Backed by Paul Allen's Vulcan Productions under its new low-budget scheme which also spawned Hard Candy and Bickford Shmeckler's Cool Ideas, the film deserves further exposure after its recent Tribeca Film Festival world premiere and should find a distribution home in North America.
International sales are more likely as a seasonal TV item than as a theatrical release, although the presence of John Leguizamo and Leonor Varela will help in Latin territories.
To say that the film is a downer about homeless people is to miss the point. Stabile focuses affectionately on his four main characters - Frank Diaz (Leguizamo), his wife Angela (Varela), his stepson Justin (Castro) and his daughter Christina (Rose) - and works up a rapport between them which is honest, tender and touching. Their unit forms the basis of the film, and if their quest for a home fails, their success remains in staying together.
There are whispers of a Ken Loach influence in Stabile's portrait of well-intentioned people falling foul of a system weighted against them. In this case the guy who can't escape the place society has allotted for him is Frank, a former professional boxer who has thrown in the towel at a big fight and consequently lost his job at the local gym.
Before long, he can't afford to pay the bills, the family is evicted from its Queens apartment and forced to move into a homeless shelter. After a few months during which he works off the books for a local construction firm, they are given great news on Christmas Eve. A nearby housing estate has an apartment available immediately and they can move in that very day. The only snag, however, is that Frank needs a job on the books in order to qualify.
While Angela and Christina stay in the shelter excitedly packing their possessions in the firm belief that they are moving out, Frank and ten year-old Justin head to Manhattan to find a job for Frank by the end of the day. But that is easier said than done. Not only is Frank illiterate and has two years of jailtime on his record but most businesses are not looking to hire, especially around the holiday.
The bulk of the film consists of the trek around New York City as Frank and Justin lose one opportunity after another. The fact that the production was shot entirely around the city (even at tourist magnet The Rockefeller Center) in peak pre-Christmas shopping period lends enormous authenticity to the drama.
Leguizamo has never been better, conveying the optimism and simplicity of the man without rendering him stupid; his scenes with the superbly natural child actor David Castro (a veteran of five movies including Palindromes and A Guide To Recognizing Your Saints) are the film's best.

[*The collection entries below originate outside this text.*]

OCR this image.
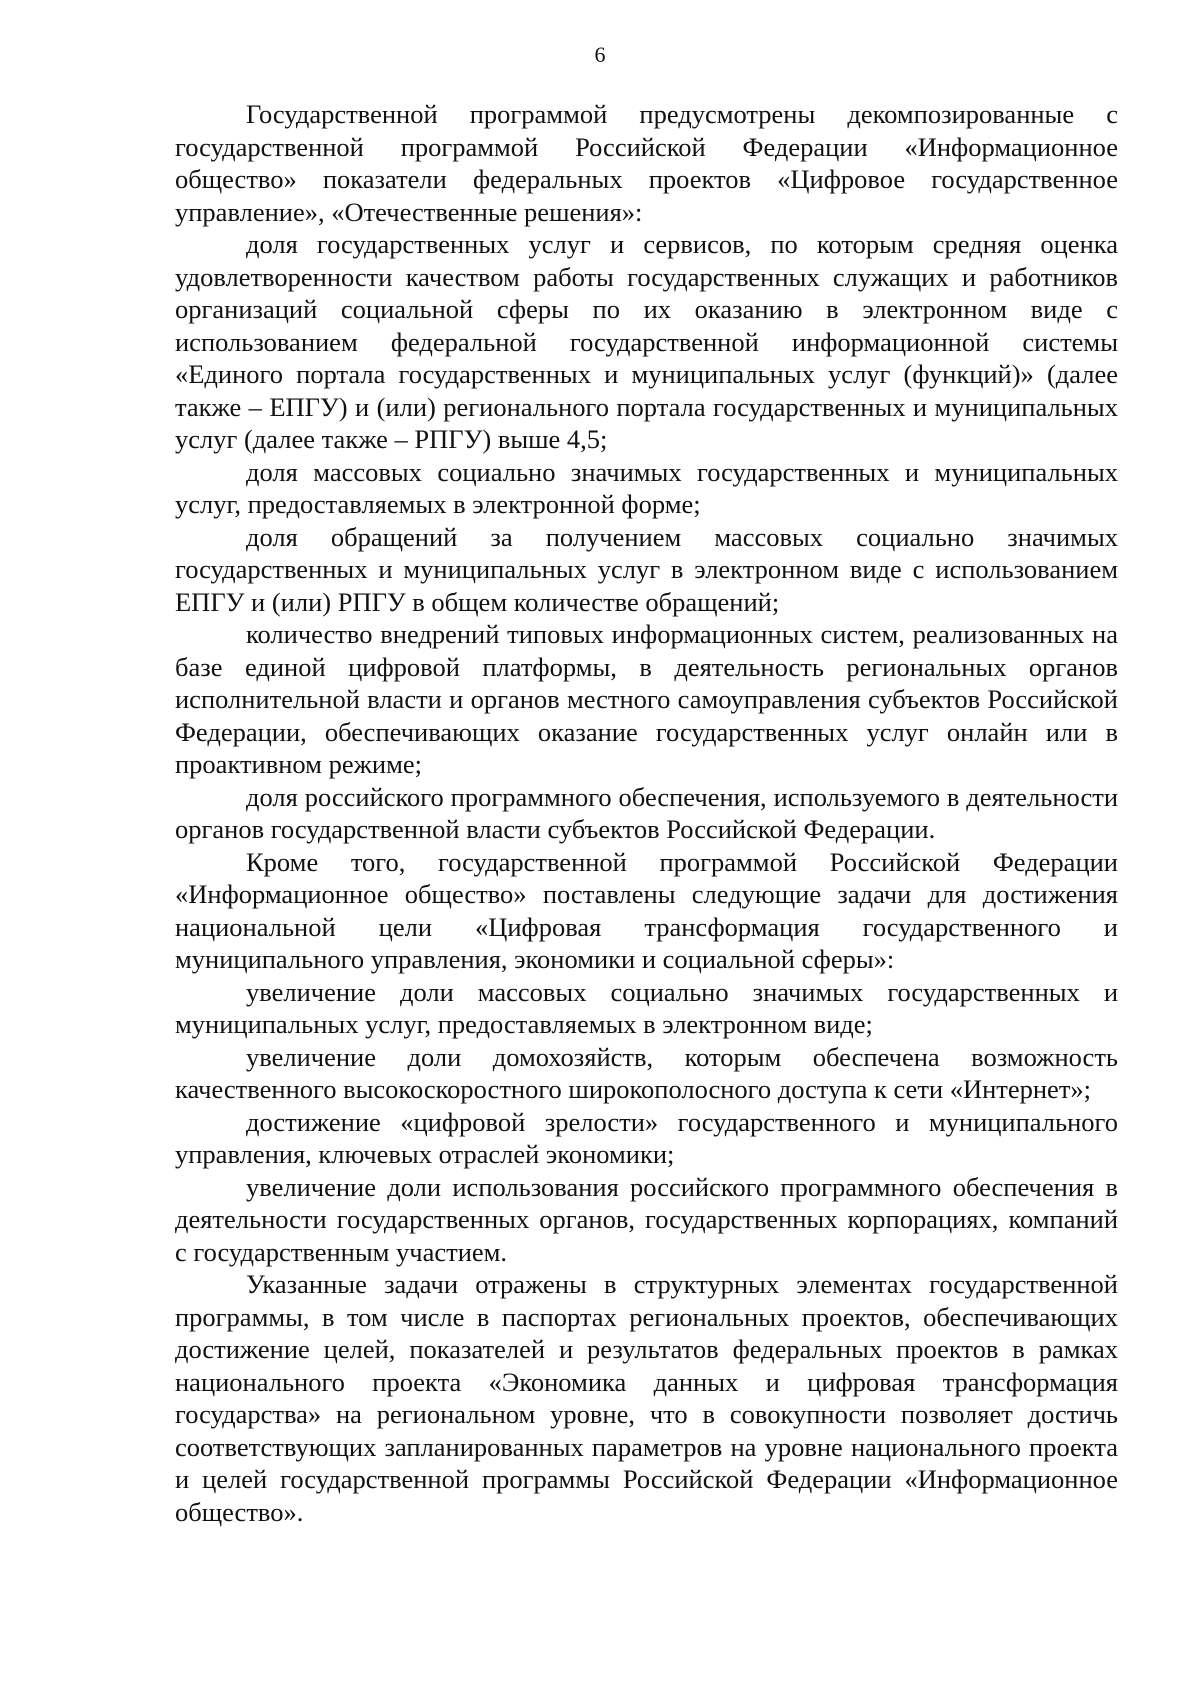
6

Государственной программой предусмотрены декомпозированные с государственной программой Российской Федерации «Информационное общество» показатели федеральных проектов «Цифровое государственное управление», «Отечественные решения»:

доля государственных услуг и сервисов, по которым средняя оценка удовлетворенности качеством работы государственных служащих и работников организаций социальной сферы по их оказанию в электронном виде с использованием федеральной государственной информационной системы «Единого портала государственных и муниципальных услуг (функций)» (далее также – ЕПГУ) и (или) регионального портала государственных и муниципальных услуг (далее также – РПГУ) выше 4,5;

доля массовых социально значимых государственных и муниципальных услуг, предоставляемых в электронной форме;

доля обращений за получением массовых социально значимых государственных и муниципальных услуг в электронном виде с использованием ЕПГУ и (или) РПГУ в общем количестве обращений;

количество внедрений типовых информационных систем, реализованных на базе единой цифровой платформы, в деятельность региональных органов исполнительной власти и органов местного самоуправления субъектов Российской Федерации, обеспечивающих оказание государственных услуг онлайн или в проактивном режиме;

доля российского программного обеспечения, используемого в деятельности органов государственной власти субъектов Российской Федерации.

Кроме того, государственной программой Российской Федерации «Информационное общество» поставлены следующие задачи для достижения национальной цели «Цифровая трансформация государственного и муниципального управления, экономики и социальной сферы»:

увеличение доли массовых социально значимых государственных и муниципальных услуг, предоставляемых в электронном виде;

увеличение доли домохозяйств, которым обеспечена возможность качественного высокоскоростного широкополосного доступа к сети «Интернет»;

достижение «цифровой зрелости» государственного и муниципального управления, ключевых отраслей экономики;

увеличение доли использования российского программного обеспечения в деятельности государственных органов, государственных корпорациях, компаний с государственным участием.

Указанные задачи отражены в структурных элементах государственной программы, в том числе в паспортах региональных проектов, обеспечивающих достижение целей, показателей и результатов федеральных проектов в рамках национального проекта «Экономика данных и цифровая трансформация государства» на региональном уровне, что в совокупности позволяет достичь соответствующих запланированных параметров на уровне национального проекта и целей государственной программы Российской Федерации «Информационное общество».
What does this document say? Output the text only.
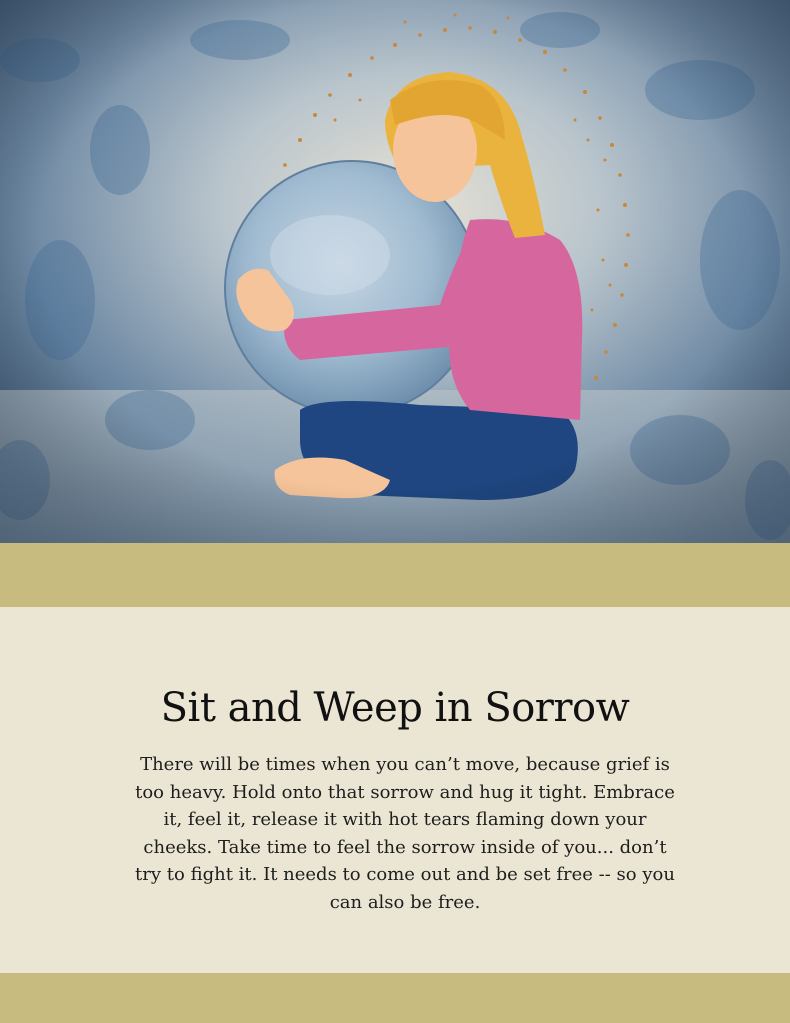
Sit and Weep in Sorrow

There will be times when you can’t move, because grief is too heavy. Hold onto that sorrow and hug it tight. Embrace it, feel it, release it with hot tears flaming down your cheeks. Take time to feel the sorrow inside of you... don’t try to fight it. It needs to come out and be set free -- so you can also be free.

Perhaps the film's biggest accomplishment is to portray so effectively - and far more effectively than last year's The Pursuit Of Happyness - the day-today realities of homelessness. The gnawing hunger of the children, the petty thefts and crimes which all four members of the family start committing, the ease with which dignity goes by the wayside when money is short and father and son engage in a stint of begging.
The title refers to the new apartment which the family want to move into. 'It's not where God left his shoes, but it'll do,' says Frank.